Se hai bisogno di qualcosa scrivimi un messaggio." sento un singhiozzo provenire dal basso e come sono abituato a fare da molto tempo le mie nocche vengono a contatto con il duro legno della porta facendomi per un attimo vedere le stelle, stringo i denti serrando le palpebre prima di cingermi a prendere il vassoio.
Le parole che mi bruciavano la gola si fusero come ghiaccio al sole lasciandomi fondere con loro, gli attimi ritratti sul quel telefono mi colpiscono le tempie facendomi rivivere attimi ingiusti.

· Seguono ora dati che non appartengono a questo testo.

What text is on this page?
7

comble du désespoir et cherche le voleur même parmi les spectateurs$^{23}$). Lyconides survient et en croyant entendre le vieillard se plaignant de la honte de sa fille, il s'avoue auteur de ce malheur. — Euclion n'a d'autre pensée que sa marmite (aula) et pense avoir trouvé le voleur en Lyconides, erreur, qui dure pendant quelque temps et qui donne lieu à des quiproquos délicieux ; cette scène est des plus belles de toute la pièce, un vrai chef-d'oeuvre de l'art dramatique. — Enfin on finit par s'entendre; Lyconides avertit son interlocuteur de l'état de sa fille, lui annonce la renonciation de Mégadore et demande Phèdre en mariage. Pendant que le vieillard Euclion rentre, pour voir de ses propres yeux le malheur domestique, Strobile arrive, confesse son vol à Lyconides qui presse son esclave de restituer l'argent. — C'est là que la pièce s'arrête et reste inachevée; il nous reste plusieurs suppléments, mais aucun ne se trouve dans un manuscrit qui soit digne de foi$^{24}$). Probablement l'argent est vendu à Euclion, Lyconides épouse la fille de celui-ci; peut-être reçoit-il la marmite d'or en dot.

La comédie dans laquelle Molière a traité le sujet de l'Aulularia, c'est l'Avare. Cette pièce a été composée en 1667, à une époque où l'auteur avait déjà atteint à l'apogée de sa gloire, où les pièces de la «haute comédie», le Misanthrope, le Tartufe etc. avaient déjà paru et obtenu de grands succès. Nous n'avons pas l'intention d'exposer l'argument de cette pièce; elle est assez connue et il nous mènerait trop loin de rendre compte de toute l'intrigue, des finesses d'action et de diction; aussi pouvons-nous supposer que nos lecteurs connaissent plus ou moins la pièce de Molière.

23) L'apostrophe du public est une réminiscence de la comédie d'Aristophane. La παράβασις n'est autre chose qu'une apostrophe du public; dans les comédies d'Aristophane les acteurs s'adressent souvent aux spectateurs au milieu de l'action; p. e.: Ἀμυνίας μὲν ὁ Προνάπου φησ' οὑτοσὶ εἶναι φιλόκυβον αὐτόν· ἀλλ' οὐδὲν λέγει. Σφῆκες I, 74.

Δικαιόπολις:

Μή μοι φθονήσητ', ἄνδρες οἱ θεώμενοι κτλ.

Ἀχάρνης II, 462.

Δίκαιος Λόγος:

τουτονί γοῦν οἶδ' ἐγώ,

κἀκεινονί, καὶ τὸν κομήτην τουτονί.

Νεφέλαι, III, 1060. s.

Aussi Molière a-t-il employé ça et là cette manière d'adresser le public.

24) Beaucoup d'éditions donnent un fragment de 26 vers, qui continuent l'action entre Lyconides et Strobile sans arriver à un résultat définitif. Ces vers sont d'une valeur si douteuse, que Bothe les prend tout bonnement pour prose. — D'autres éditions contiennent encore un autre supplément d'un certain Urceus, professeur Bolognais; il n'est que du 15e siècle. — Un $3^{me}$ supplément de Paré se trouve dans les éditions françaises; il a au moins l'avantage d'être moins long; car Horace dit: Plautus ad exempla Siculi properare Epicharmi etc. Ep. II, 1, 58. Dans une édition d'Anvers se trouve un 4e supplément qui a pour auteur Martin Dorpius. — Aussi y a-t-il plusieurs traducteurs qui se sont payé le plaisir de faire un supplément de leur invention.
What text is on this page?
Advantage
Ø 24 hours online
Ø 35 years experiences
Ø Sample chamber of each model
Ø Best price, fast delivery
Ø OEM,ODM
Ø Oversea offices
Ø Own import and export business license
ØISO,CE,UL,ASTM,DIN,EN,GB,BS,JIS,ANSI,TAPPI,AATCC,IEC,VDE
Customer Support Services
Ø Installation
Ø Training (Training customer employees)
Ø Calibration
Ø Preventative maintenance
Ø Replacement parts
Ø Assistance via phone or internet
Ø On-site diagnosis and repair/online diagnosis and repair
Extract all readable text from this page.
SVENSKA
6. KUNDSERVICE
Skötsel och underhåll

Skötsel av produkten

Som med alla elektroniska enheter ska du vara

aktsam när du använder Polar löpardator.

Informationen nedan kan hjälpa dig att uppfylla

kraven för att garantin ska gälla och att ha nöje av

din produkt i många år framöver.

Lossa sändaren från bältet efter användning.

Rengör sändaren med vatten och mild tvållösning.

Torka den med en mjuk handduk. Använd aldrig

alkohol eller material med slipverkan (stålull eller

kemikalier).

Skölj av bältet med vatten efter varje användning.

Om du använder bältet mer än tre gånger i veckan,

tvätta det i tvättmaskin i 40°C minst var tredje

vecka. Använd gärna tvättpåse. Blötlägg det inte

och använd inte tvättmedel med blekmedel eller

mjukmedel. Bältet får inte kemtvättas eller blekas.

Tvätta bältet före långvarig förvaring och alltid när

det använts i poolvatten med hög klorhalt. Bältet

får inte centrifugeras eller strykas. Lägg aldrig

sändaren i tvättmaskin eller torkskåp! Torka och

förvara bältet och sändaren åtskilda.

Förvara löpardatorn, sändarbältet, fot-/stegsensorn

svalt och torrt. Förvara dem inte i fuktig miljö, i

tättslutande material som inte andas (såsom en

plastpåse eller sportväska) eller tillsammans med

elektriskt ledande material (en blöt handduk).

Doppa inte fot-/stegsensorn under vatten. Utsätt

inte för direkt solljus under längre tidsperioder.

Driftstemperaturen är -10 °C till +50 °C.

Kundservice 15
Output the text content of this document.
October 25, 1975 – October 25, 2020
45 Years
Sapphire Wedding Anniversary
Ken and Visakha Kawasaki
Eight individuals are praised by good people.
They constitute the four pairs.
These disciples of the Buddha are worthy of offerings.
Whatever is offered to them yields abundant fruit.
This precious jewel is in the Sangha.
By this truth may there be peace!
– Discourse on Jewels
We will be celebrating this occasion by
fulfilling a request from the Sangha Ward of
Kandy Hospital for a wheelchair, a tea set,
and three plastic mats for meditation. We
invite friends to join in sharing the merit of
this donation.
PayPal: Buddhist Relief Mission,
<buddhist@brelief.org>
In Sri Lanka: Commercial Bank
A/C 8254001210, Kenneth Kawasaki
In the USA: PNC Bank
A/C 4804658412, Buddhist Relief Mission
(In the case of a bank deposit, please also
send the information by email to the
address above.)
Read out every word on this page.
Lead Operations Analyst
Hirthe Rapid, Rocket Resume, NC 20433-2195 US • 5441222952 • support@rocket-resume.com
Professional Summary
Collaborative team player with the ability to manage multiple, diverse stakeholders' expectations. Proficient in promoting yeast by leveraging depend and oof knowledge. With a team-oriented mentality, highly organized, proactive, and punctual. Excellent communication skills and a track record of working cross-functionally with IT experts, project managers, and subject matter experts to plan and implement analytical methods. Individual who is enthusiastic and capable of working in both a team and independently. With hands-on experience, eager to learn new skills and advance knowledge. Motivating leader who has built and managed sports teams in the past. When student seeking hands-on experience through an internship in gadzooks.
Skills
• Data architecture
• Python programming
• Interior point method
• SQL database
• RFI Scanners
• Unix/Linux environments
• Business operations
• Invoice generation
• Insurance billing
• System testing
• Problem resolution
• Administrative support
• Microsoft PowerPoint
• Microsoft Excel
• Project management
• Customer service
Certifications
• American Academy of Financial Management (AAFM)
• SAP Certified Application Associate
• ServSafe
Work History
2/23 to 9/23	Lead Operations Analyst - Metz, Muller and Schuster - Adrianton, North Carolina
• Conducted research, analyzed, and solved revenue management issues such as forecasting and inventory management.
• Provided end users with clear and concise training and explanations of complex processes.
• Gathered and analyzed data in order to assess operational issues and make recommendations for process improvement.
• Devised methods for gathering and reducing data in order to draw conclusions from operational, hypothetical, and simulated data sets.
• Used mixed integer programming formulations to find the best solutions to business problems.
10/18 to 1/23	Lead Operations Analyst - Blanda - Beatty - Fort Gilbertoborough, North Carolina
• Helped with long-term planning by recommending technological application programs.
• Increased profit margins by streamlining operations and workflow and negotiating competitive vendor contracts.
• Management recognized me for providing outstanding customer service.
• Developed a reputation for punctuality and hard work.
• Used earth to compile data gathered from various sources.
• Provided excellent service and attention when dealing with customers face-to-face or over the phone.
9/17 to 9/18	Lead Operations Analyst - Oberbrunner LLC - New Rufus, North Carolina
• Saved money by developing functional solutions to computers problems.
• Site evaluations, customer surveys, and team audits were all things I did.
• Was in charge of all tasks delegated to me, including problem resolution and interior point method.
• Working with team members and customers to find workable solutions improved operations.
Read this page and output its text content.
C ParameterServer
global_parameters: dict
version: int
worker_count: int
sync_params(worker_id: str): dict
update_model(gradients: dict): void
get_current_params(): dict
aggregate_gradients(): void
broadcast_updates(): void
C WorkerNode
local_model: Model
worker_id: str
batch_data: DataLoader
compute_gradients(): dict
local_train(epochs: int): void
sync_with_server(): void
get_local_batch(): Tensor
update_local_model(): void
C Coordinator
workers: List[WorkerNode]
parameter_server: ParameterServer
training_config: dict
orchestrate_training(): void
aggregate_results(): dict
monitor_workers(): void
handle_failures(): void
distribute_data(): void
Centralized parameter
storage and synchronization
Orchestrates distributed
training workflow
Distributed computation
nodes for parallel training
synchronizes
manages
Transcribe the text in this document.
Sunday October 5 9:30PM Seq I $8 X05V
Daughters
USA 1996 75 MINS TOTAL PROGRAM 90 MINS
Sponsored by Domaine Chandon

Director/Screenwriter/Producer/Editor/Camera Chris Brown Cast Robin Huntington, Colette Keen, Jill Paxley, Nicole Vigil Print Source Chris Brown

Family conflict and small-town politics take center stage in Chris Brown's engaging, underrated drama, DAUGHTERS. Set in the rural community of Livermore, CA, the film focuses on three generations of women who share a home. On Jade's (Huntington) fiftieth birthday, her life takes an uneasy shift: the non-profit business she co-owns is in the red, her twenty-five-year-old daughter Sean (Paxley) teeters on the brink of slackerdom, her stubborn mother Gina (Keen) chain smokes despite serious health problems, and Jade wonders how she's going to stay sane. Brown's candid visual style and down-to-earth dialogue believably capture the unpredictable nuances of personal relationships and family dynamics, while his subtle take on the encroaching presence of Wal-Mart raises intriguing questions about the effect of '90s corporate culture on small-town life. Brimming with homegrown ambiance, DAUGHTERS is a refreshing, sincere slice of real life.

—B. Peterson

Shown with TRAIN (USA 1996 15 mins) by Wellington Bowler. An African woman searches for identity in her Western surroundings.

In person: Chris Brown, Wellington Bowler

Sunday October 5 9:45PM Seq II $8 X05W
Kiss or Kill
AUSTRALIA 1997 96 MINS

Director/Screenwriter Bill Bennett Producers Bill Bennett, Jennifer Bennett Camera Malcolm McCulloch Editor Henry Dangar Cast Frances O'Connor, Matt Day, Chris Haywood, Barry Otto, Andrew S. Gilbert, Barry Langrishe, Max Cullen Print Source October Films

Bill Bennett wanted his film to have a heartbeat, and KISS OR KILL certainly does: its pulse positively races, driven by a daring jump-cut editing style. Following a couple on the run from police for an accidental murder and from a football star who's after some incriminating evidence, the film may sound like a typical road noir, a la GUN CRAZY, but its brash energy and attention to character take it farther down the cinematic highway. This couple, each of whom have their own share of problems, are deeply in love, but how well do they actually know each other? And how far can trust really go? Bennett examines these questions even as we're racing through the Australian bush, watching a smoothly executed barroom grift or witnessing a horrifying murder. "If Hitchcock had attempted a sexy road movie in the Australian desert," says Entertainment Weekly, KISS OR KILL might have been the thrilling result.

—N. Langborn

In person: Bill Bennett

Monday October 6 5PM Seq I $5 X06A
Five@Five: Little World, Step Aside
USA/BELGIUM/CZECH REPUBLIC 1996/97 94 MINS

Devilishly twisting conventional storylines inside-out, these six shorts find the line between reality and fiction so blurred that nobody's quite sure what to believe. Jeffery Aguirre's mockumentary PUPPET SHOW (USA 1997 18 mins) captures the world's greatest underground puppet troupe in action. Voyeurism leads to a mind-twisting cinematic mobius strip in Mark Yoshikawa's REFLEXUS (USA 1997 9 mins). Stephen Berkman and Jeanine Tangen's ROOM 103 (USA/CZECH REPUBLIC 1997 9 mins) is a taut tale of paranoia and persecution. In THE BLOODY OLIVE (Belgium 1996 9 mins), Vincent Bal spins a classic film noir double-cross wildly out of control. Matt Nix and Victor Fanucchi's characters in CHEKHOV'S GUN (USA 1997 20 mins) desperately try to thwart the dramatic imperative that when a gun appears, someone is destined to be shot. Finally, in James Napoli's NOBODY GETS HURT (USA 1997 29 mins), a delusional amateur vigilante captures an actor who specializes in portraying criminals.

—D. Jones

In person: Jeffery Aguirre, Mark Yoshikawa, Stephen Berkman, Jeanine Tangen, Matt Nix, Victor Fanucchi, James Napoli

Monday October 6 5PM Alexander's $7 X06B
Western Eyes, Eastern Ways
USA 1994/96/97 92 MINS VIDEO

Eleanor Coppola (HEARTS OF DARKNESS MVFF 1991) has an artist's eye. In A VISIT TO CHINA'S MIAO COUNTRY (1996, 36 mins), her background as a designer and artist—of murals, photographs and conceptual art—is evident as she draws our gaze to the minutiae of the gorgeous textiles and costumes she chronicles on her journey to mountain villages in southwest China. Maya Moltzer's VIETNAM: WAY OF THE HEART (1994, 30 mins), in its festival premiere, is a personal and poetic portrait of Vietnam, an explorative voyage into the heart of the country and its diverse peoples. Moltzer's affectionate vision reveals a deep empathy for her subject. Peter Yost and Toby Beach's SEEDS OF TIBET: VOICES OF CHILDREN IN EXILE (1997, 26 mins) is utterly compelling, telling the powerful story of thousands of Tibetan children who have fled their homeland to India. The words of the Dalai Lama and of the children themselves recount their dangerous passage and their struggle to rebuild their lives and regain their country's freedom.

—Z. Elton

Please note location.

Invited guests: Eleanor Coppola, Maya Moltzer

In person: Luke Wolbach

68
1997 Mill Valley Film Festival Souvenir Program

"Sono la tua puttana" la voce nei miei ricordi mi porta quasi a cingermi le gambe con le braccia e abbandonarmi a qualche debole lacrima, mi alzo per raggiungere il bagno ma come mi aspettavo i ricordi iniziano a intasarmi la testa.

Flashback..
"Sono la tua puttana Dean, devi scoparmi, lo so quanto ti piace quando sei ubriaco" la mente annebbiata mi portò a sorridere alle sue parole

"Diana, oh Diana, tu non sai un cazzo di quello che mi piace" un cipiglio durò meno di un battito di ciglia sul suo volto prima di lasciar spazio ad una risata, si alzò mettendo in mostra il suo completino intimo trasparente e venendo lentamente verso di me

"Mi piace quando sei ubriaco e mi scopi, sei violento" mi poggia una mano sul cavallo dei pantaloni e con l'altra raggiunge il suo sesso iniziando a stuzzicarlo.

"Levati, non ho voglia" la spingo indietro facendola barcollare sui tacchi a spillo ma ritorna alla carica sapendo che quello che voleva non era tardo arrivare.
Mi sbottona piano i pantaloni infilando una mano nei boxer e cacciandolo fuori, muove la mano su e giù per tutta la lunghezza.